# [SOLVED] Windows 7 Ultimate iso download



## CajunGuy12 (Nov 5, 2010)

I have purchased keys, I just need to download an iso of Windows 7 Ultimate 32 bit. I found an address at Microsoft that allows downloads of professional, but I need ultimate. Help will be appreciated. :sigh:


----------



## usasma (Apr 11, 2009)

*Re: Windows 7 Ultimate iso download*

The only legal place to download ISO's is from Microsoft (or their program w/Digital River if that's still going on). At Microsoft you'll need a subscription to TechNet or MSDN in order to access the Subscriber Downloads.

Where did you purchase the keys from? They should be able to supply you with a download link (if they're legitimate).


----------



## CajunGuy12 (Nov 5, 2010)

*Re: Windows 7 Ultimate iso download*

Hu John,
I appreciate your response, I bought the keys at Windows 7 key sale
Digital River doesn't have Ultimate available, Amazon is listed as having it but link is broken.
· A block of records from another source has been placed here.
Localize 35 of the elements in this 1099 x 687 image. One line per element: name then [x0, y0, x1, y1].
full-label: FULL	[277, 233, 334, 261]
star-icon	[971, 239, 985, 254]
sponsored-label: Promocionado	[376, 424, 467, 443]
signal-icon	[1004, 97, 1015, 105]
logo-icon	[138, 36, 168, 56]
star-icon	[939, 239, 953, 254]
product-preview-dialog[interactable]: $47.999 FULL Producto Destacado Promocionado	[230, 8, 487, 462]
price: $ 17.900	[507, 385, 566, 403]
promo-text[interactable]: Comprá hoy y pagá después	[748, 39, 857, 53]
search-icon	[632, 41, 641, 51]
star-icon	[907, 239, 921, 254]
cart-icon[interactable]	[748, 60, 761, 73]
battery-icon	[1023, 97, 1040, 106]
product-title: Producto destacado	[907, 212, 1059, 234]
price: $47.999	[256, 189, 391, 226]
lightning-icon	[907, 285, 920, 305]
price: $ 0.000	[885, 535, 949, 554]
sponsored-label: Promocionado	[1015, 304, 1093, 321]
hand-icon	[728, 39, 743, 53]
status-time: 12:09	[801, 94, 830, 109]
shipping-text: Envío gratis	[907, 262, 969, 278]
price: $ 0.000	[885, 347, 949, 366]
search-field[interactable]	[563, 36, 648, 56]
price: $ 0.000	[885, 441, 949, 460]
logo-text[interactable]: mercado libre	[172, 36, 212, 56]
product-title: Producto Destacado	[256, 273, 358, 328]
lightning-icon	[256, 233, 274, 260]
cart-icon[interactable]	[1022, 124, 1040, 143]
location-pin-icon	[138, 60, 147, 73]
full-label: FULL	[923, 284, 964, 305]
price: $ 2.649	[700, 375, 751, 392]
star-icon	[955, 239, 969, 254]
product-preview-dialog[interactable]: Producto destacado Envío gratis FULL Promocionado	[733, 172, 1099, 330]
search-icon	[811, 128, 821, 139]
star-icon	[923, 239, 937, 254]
I hadn't anticipated a problem finding a download since it would be useless without an authentic key.
Hope someone knows where I can find one.
Thanks,
Ashley


----------



## sobeit (Nov 11, 2007)

*Re: Windows 7 Ultimate iso download*



CajunGuy12 said:


> Hu John,
> I appreciate your response, I bought the keys at Windows 7 key sale
> Digital River doesn't have Ultimate available, Amazon is listed as having it but link is broken. I hadn't anticipated a problem finding a download since it would be useless without an authentic key.
> Hope someone knows where I can find one.
> ...


those are not legal keys at that site. even if they were, you cannot use them since they are oem and oem keys can only be used by a newly built computer that never had windows installed on it.


----------



## Jonathan_King (Apr 3, 2010)

*Re: Windows 7 Ultimate iso download*

Usasma is correct; the only legal way to download the ISOs is through Technet or MSDN.
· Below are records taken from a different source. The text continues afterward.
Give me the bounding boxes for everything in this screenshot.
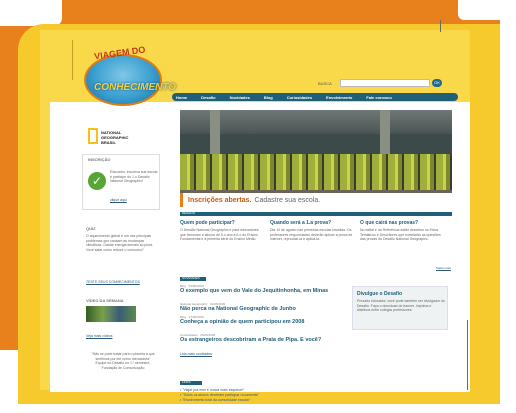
news-header: NOVIDADES — [180, 276, 206, 281]
main-nav: Home Desafio Novidades Blog Curiosidades… — [172, 93, 458, 101]
related-link[interactable]: • "Todos os alunos deveriam participar n… — [180, 393, 259, 397]
search-input[interactable] — [340, 79, 430, 87]
faq-question[interactable]: Quem pode participar? — [180, 220, 235, 226]
divider — [72, 40, 73, 80]
nav-item-novidades[interactable]: Novidades — [230, 95, 250, 100]
news-label: NOVIDADES — [182, 276, 200, 280]
divulgue-title[interactable]: Divulgue o Desafio — [357, 291, 402, 297]
nav-item-fale-conosco[interactable]: Fale conosco — [366, 95, 392, 100]
faq-answer: No edital e na Referência estão descrito… — [360, 228, 441, 241]
related-link[interactable]: • "Envolvimento total da comunidade esco… — [180, 398, 250, 402]
nav-item-home[interactable]: Home — [176, 95, 187, 100]
globe-icon — [84, 54, 162, 106]
national-geographic-logo[interactable]: NATIONAL GEOGRAPHIC BRASIL — [88, 128, 132, 150]
search-label: BUSCA — [318, 81, 332, 86]
faq-question[interactable]: O que cairá nas provas? — [360, 220, 418, 226]
background — [500, 0, 516, 413]
nav-item-blog[interactable]: Blog — [264, 95, 273, 100]
check-icon: ✓ — [88, 172, 106, 190]
video-link[interactable]: Veja mais vídeos — [86, 334, 112, 338]
section-label: DESAFIO — [182, 211, 196, 215]
registration-banner[interactable]: Inscrições abertas. Cadastre sua escola. — [180, 193, 452, 207]
quote-text: "Não se pode tratar para o planeta a que… — [91, 352, 155, 370]
news-title[interactable]: Os estrangeiros descobriram a Praia de P… — [180, 337, 340, 343]
banner-text: Cadastre sua escola. — [254, 196, 321, 204]
divider — [467, 320, 468, 390]
photo-crowd — [180, 154, 452, 190]
background — [0, 0, 62, 26]
faq-answer: Dia 10 de agosto nas primeiras escolas i… — [270, 228, 353, 241]
inscricao-text: Educador, inscreva sua escola e particip… — [110, 170, 158, 183]
inscricao-link[interactable]: clique aqui — [110, 198, 127, 202]
site-logo[interactable]: VIAGEM DO CONHECIMENTO — [80, 44, 176, 110]
divider — [440, 20, 441, 32]
hero-photo[interactable] — [180, 110, 452, 205]
quiz-title: QUIZ — [86, 226, 96, 231]
news-title[interactable]: O exemplo que vem do Vale do Jequitinhon… — [180, 288, 330, 294]
links-label: LINKS — [182, 380, 191, 384]
video-thumbnail[interactable] — [86, 306, 136, 322]
divulgue-text: Prezado educador, você pode também ser d… — [357, 299, 445, 312]
faq-question[interactable]: Quando será a 1.a prova? — [270, 220, 331, 226]
more-link[interactable]: Saiba mais — [436, 266, 451, 270]
background — [0, 350, 18, 413]
divulgue-box: Divulgue o Desafio Prezado educador, voc… — [352, 286, 448, 330]
quiz-link[interactable]: TESTE SEUS CONHECIMENTOS — [86, 280, 140, 284]
section-header: DESAFIO — [180, 211, 452, 216]
news-title[interactable]: Conheça a opinião de quem participou em … — [180, 319, 330, 325]
related-link[interactable]: • "Viajar pra mim é nunca mais esquecer" — [180, 388, 244, 392]
video-title: VÍDEO DA SEMANA — [86, 298, 124, 303]
nav-item-envolvimento[interactable]: Envolvimento — [326, 95, 352, 100]
news-title[interactable]: Não perca na National Geographic de Junh… — [180, 306, 340, 312]
logo-text: CONHECIMENTO — [94, 82, 177, 93]
nav-item-desafio[interactable]: Desafio — [201, 95, 215, 100]
ng-frame-icon — [88, 128, 98, 144]
faq-answer: O Desafio National Geographic é para edu… — [180, 228, 259, 241]
links-header: LINKS — [180, 380, 202, 385]
quiz-text: O aquecimento global é um dos principais… — [86, 234, 154, 252]
search-button[interactable]: OK — [432, 79, 442, 87]
ng-logo-text: BRASIL — [101, 140, 116, 145]
photo-ceiling — [180, 110, 452, 134]
news-link[interactable]: Leia mais novidades — [180, 352, 212, 356]
banner-highlight: Inscrições abertas. — [188, 196, 252, 204]
nav-item-curiosidades[interactable]: Curiosidades — [287, 95, 312, 100]
inscricao-title: INSCRIÇÃO — [88, 157, 111, 162]
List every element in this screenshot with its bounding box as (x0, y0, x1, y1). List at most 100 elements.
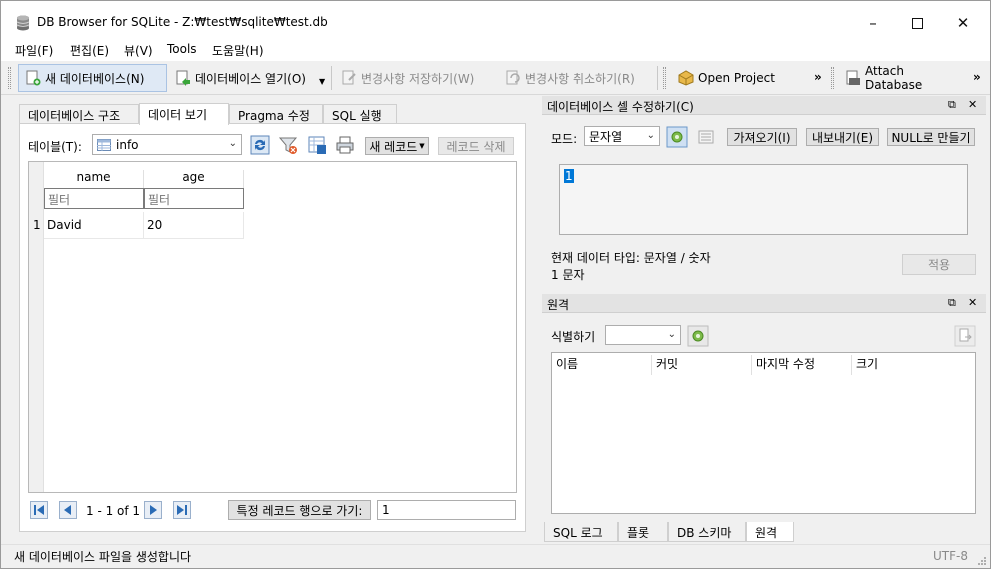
filter-input-name[interactable] (44, 188, 144, 209)
column-header-commit[interactable]: 커밋 (652, 355, 752, 375)
export-button[interactable]: 내보내기(E) (806, 128, 879, 146)
app-window: DB Browser for SQLite - Z:₩test₩sqlite₩t… (0, 0, 991, 569)
toolbar-separator (657, 66, 658, 90)
status-message: 새 데이터베이스 파일을 생성합니다 (14, 550, 192, 564)
new-record-button[interactable]: 새 레코드 ▼ (365, 137, 429, 155)
open-database-dropdown-icon[interactable]: ▼ (319, 77, 325, 86)
tab-sql-log[interactable]: SQL 로그 (544, 522, 618, 542)
tab-remote[interactable]: 원격 (746, 522, 794, 542)
print-icon[interactable] (334, 134, 356, 156)
set-null-button[interactable]: NULL로 만들기 (887, 128, 975, 146)
apply-button[interactable]: 적용 (902, 254, 976, 275)
remote-dock-header: 원격 ⧉ ✕ (542, 294, 986, 313)
toolbar-grip[interactable] (831, 67, 834, 89)
column-header-name[interactable]: 이름 (552, 355, 652, 375)
resize-grip-icon[interactable] (977, 556, 987, 566)
last-record-icon[interactable] (173, 501, 191, 519)
float-dock-icon[interactable]: ⧉ (948, 98, 956, 112)
goto-record-button[interactable]: 특정 레코드 행으로 가기: (228, 500, 371, 520)
close-dock-icon[interactable]: ✕ (968, 296, 977, 309)
column-header-last-modified[interactable]: 마지막 수정 (752, 355, 852, 375)
float-dock-icon[interactable]: ⧉ (948, 296, 956, 310)
open-database-icon (175, 70, 191, 86)
column-header-age[interactable]: age (144, 170, 244, 188)
menu-help[interactable]: 도움말(H) (212, 42, 264, 59)
new-database-icon (25, 70, 41, 86)
filter-input-age[interactable] (144, 188, 244, 209)
remote-file-table[interactable]: 이름 커밋 마지막 수정 크기 (551, 352, 976, 514)
open-database-button[interactable]: 데이터베이스 열기(O) ▼ (169, 64, 325, 92)
cell-age[interactable]: 20 (144, 212, 244, 239)
write-changes-button[interactable]: 변경사항 저장하기(W) (335, 64, 487, 92)
identity-select[interactable]: ⌄ (605, 325, 681, 345)
database-icon (16, 15, 30, 31)
open-database-label: 데이터베이스 열기(O) (195, 71, 306, 86)
chevron-down-icon: ⌄ (228, 138, 237, 149)
tab-db-schema[interactable]: DB 스키마 (668, 522, 746, 542)
main-toolbar: 새 데이터베이스(N) 데이터베이스 열기(O) ▼ 변경사항 저장하기(W) … (1, 61, 990, 95)
status-bar: 새 데이터베이스 파일을 생성합니다 UTF-8 (1, 544, 990, 568)
table-select[interactable]: info ⌄ (92, 134, 242, 155)
open-project-button[interactable]: Open Project (672, 64, 782, 92)
column-header-name[interactable]: name (44, 170, 144, 188)
attach-database-button[interactable]: Attach Database (839, 64, 961, 92)
new-record-label: 새 레코드 (369, 139, 418, 154)
open-project-icon (678, 70, 694, 86)
column-header-size[interactable]: 크기 (852, 355, 975, 375)
cell-editor[interactable]: 1 (559, 164, 968, 235)
tab-browse-data[interactable]: 데이터 보기 (139, 103, 229, 125)
next-record-icon[interactable] (144, 501, 162, 519)
delete-record-button[interactable]: 레코드 삭제 (438, 137, 514, 155)
edit-cell-dock-header: 데이터베이스 셀 수정하기(C) ⧉ ✕ (542, 96, 986, 115)
attach-database-label: Attach Database (865, 64, 923, 92)
save-filter-icon[interactable] (306, 134, 328, 156)
data-grid[interactable]: name age 1 David 20 (28, 161, 517, 493)
cell-name[interactable]: David (44, 212, 144, 239)
auto-format-icon[interactable] (666, 126, 688, 148)
first-record-icon[interactable] (30, 501, 48, 519)
push-database-icon[interactable] (954, 325, 976, 347)
tab-edit-pragmas[interactable]: Pragma 수정 (229, 104, 323, 124)
previous-record-icon[interactable] (59, 501, 77, 519)
mode-select[interactable]: 문자열 ⌄ (584, 126, 660, 146)
word-wrap-icon[interactable] (695, 126, 717, 148)
toolbar-grip[interactable] (8, 67, 11, 89)
toolbar-grip[interactable] (663, 67, 666, 89)
close-dock-icon[interactable]: ✕ (968, 98, 977, 111)
cell-editor-text: 1 (564, 169, 574, 183)
menu-tools[interactable]: Tools (167, 42, 197, 56)
toolbar-overflow-button[interactable]: » (973, 70, 981, 84)
tab-execute-sql[interactable]: SQL 실행 (323, 104, 397, 124)
clear-filters-icon[interactable] (277, 134, 299, 156)
menu-edit[interactable]: 편집(E) (70, 42, 109, 59)
current-size-label: 1 문자 (551, 268, 585, 282)
refresh-icon[interactable] (249, 134, 271, 156)
new-database-button[interactable]: 새 데이터베이스(N) (18, 64, 167, 92)
remote-settings-icon[interactable] (687, 325, 709, 347)
new-record-dropdown-icon: ▼ (419, 142, 425, 150)
toolbar-overflow-button[interactable]: » (814, 70, 822, 84)
minimize-button[interactable]: – (853, 9, 893, 37)
edit-cell-dock-title: 데이터베이스 셀 수정하기(C) (547, 100, 694, 114)
open-project-label: Open Project (698, 71, 775, 85)
maximize-button[interactable] (897, 9, 937, 37)
menu-file[interactable]: 파일(F) (15, 42, 53, 59)
import-button[interactable]: 가져오기(I) (727, 128, 797, 146)
revert-changes-button[interactable]: 변경사항 취소하기(R) (499, 64, 651, 92)
menu-view[interactable]: 뷰(V) (124, 42, 153, 59)
write-changes-icon (341, 70, 357, 86)
close-button[interactable]: ✕ (943, 9, 983, 37)
goto-record-input[interactable]: 1 (377, 500, 516, 520)
row-number[interactable]: 1 (29, 212, 44, 239)
maximize-icon (911, 17, 923, 29)
table-label: 테이블(T): (28, 140, 82, 154)
record-count-label: 1 - 1 of 1 (86, 504, 141, 518)
mode-select-value: 문자열 (589, 129, 623, 144)
table-icon (97, 138, 111, 151)
revert-changes-label: 변경사항 취소하기(R) (525, 71, 635, 86)
tab-database-structure[interactable]: 데이터베이스 구조 (19, 104, 139, 124)
chevron-down-icon: ⌄ (667, 329, 676, 340)
tab-plot[interactable]: 플롯 (618, 522, 668, 542)
menu-bar: 파일(F) 편집(E) 뷰(V) Tools 도움말(H) (1, 39, 990, 61)
title-bar: DB Browser for SQLite - Z:₩test₩sqlite₩t… (1, 1, 990, 39)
I suggest you purchase a genuine version of Windows, complete with a key and DVD. Try *newegg.com*.


----------



## CajunGuy12 (Nov 5, 2010)

*Re: Windows 7 Ultimate iso download*

Hi sobeit.
I appreciate your input. I am building a new computer.
Thanks
Ashley


----------



## CajunGuy12 (Nov 5, 2010)

*Re: Windows 7 Ultimate iso download*

Thanks Jonathan. starting to look like I may be out 32 bucks. If this will be my greatest disapointment in life I will have no complaints. 
Thanks Guys for the help, I may look around a little more.
Ashley


----------



## Jonathan_King (Apr 3, 2010)

*Re: Windows 7 Ultimate iso download*

I like your attitude about it!

Let us know if you need anything else.


----------